犯罪者書館アレクサンドリア ~殺人鬼はパピルスの森にいる~

父親が多額の借金を残して亡くなった。神田六彦はその肩代わりとして殺されかけるが、突如として現れた夏目と名乗る女によって、彼女の経営する店で働くことを条件に命を救われる。しかし、そうして足を踏み入れたアレクサンドリアは、殺し屋を始めとする反社会的な人間だけが利用する言わば犯罪者書館。常識も法律も通用しないその点では、シャーロック・ホームズを名乗る殺人鬼によって、次々と常連達が消され始めていた。<< 
 「還りの会で言ってやる」や「プリズム少女」の作者さまの新作。
 犯罪者図書館の無口な女主人と小説の内容に沿った解決ということで同レーベルの別作品を彷彿とするけど、後書を読む限り決してそれありきというわけでなく、本格ミステリを書きたいという意欲と作者が書店で勤めてる経緯が関係しているらしい。
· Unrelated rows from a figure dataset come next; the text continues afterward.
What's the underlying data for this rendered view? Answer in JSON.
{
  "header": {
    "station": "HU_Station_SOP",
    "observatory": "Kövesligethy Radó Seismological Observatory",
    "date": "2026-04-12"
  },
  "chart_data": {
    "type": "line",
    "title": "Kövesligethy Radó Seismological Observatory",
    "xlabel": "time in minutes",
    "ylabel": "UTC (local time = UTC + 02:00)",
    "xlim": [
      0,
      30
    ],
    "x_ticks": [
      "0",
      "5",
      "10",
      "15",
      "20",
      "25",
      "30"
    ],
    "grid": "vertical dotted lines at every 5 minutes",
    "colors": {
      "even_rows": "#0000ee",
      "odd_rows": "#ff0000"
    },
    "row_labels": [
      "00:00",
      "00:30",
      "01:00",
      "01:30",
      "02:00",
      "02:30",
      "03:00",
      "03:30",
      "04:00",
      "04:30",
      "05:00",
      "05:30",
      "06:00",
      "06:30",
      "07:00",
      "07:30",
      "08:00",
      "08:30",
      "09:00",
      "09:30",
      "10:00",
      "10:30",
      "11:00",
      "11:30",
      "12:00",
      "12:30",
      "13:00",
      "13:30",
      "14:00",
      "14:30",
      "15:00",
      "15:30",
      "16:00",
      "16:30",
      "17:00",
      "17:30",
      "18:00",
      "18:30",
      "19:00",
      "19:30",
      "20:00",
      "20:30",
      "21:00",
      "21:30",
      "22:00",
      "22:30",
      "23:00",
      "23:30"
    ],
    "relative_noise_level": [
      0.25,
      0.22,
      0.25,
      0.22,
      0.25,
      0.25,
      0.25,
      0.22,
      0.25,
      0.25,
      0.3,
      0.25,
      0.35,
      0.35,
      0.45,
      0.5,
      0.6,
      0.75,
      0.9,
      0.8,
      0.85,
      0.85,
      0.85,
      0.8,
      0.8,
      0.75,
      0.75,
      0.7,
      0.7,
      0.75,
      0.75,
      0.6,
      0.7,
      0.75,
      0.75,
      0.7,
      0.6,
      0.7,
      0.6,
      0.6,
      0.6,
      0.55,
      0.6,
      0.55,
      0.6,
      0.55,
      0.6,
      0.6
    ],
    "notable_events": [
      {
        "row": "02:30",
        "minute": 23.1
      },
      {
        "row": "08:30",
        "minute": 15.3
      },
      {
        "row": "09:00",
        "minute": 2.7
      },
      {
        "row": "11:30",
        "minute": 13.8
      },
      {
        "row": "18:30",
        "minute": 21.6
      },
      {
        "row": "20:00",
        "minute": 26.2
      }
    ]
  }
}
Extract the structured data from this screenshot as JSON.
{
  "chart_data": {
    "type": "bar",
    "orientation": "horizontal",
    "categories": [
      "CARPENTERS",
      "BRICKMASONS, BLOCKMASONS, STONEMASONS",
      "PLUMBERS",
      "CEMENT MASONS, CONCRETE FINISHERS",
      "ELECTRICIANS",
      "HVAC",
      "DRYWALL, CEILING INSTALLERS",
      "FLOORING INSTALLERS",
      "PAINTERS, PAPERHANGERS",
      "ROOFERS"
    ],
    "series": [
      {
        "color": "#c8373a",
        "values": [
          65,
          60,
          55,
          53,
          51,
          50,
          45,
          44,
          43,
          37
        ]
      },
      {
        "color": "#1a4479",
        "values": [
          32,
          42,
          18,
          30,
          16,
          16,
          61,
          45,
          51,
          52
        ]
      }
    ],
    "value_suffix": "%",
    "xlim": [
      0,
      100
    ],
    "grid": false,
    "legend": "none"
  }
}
 小説を使ってのミステリの解放といっても、ビブリオ古書堂とはひと味違って、差別化がされていて面白かった。
 私も年がら年中読むわけじゃないけど、お守り代わりに身の近くにおいておきたい本は一冊や二冊はある。ああでも、大切なものでもよく使うものはすぐなくしてしまう。大学卒業のお祝いにゼミの教授からもらった金属の猫の栞と高校の卒業祝いでもらったティファニーシャープペンシルはすぐなくしてしまった。栞はまだどこかの本に挟まっている可能性があるけど。
 それはともかくアーミンという殺し屋の男だか女だかわからない『さらば愛しき女よ』を何度も買い戻す金髪美少女キャラが出てくるのですが、可愛くていいと思います。